O ministro Alexandre de Moraes, do STF, decidiu que os irmãos Brazão e outros três condenados pelo assassinato da vereadora Marielle Franco e do motorista Anderson Gomes devem continuar presos. A decisão foi tomada porque não surgiram novas informações que justificassem soltá-los. As prisões vão durar até que não seja possível mais recorrer da sentença.
O ministro do Supremo Tribunal Federal (STF) Alexandre de Moraes determinou, na segunda-feira (25), a manutenção da prisão preventiva dos irmãos Domingos e Chiquinho Brazão e de outros três condenados no caso do assassinato da vereadora Marielle Franco e do motorista Anderson Gomes.

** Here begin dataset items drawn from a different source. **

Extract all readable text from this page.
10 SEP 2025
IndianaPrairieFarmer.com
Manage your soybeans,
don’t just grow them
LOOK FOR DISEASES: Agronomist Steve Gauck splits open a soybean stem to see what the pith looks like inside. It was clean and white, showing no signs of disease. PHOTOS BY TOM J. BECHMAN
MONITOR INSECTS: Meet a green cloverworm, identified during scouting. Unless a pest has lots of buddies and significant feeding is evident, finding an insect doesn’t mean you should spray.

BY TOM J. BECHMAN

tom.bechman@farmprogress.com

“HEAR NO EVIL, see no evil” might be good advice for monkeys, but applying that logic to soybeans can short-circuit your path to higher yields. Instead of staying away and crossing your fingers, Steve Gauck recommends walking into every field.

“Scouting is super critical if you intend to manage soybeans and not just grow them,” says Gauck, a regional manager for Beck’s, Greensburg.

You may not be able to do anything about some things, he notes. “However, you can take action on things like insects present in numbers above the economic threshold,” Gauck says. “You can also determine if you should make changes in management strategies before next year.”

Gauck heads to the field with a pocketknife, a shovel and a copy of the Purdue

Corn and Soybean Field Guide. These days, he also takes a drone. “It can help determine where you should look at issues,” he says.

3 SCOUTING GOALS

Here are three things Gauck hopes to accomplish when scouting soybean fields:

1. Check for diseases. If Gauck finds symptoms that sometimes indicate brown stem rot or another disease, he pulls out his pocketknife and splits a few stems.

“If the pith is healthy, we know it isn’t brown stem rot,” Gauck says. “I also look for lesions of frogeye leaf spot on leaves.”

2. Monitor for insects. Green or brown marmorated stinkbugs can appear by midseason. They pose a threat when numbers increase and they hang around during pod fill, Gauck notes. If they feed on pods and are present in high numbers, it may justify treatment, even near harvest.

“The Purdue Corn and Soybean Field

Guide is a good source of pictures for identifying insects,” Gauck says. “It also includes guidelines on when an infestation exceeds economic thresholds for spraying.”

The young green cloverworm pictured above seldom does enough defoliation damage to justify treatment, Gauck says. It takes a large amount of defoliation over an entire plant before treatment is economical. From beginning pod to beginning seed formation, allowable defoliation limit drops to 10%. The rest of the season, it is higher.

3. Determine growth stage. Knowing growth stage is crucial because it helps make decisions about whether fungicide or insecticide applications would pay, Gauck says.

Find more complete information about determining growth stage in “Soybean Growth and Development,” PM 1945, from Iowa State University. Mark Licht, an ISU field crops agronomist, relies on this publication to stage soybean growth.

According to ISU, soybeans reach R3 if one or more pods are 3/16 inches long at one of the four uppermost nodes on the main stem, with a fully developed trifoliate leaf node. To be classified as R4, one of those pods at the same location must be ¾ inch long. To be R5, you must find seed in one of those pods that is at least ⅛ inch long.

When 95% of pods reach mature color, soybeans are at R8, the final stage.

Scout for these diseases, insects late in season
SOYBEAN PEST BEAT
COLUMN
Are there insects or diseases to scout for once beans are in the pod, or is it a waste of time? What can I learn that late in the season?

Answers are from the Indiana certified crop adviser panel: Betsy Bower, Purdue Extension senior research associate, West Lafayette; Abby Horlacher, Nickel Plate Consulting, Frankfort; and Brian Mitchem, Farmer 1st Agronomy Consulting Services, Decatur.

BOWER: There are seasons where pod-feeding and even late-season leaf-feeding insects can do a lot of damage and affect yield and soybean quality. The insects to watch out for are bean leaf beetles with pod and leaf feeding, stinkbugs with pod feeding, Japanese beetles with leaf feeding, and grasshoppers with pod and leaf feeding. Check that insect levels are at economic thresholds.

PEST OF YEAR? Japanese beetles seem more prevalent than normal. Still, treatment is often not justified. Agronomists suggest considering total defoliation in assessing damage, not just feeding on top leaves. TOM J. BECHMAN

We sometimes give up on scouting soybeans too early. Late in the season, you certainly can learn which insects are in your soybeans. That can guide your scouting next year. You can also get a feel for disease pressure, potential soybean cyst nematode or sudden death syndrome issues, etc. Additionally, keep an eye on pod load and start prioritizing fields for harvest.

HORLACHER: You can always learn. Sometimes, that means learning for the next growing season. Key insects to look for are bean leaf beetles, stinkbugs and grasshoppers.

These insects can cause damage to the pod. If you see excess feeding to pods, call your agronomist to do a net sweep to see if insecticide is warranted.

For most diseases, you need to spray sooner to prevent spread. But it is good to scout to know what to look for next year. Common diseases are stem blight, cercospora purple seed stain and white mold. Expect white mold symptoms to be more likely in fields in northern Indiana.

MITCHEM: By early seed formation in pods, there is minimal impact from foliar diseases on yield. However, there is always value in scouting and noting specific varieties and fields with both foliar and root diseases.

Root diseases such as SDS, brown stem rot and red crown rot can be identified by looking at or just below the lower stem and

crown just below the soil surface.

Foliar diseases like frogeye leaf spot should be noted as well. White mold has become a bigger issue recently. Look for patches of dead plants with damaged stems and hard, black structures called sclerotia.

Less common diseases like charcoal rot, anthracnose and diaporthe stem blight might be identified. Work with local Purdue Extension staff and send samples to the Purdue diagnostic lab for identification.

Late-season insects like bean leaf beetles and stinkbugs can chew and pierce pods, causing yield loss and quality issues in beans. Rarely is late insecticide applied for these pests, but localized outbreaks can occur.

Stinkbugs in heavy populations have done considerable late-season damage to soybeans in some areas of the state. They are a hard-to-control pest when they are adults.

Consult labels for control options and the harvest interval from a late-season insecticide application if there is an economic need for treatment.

Na decisão, Moraes afirmou que não surgiram fatos novos capazes de modificar a situação processual dos acusados, condenados por arquitetar, ordenar e tentar acobertar as mortes em fevereiro deste ano. Com isso, as prisões ficam mantidas até o trânsito em julgado da ação, etapa em que não cabem mais recursos e em que a pena começa a ser executada.
- Quem mandou matar: Os irmãos Brazão mandaram matar Marielle e Anderson para garantir o controle de milícias no Rio de Janeiro.
- Pena pesada: A Justiça condenou os irmãos a mais de 76 anos de prisão cada um.
- Ajuda da polícia: O ex-chefe da Polícia Civil do Rio, Rivaldo Barbosa, foi condenado por atrapalhar as investigações.
- Novo julgamento: O STF decidiu que Rivaldo e outras duas pessoas vão responder a um novo processo por atrapalhar a investigação.
- Perda de cargos: Todos os condenados perderam os cargos públicos e estão proibidos de se candidatar nas próximas eleições.
Além dos irmãos Brazão, a medida alcança Rivaldo Barbosa, ex-chefe da Polícia Civil do Rio de Janeiro; Ronald Paulo Alves Pereira, ex-major da PM; e Robson Calixto, ex-policial militar e ex-assessor de Domingos no Tribunal de Contas do Estado do Rio de Janeiro (TCE-RJ).
As penas dos condenados
A Primeira Turma do STF condenou Chiquinho e Domingos Brazão à pena de 76 anos e três meses de prisão pelos homicídios de Marielle e Anderson, pela tentativa de homicídio da assessora Fernanda Chaves e por organização criminosa armada. Chiquinho está em prisão domiciliar humanitária, concedida por motivos de saúde.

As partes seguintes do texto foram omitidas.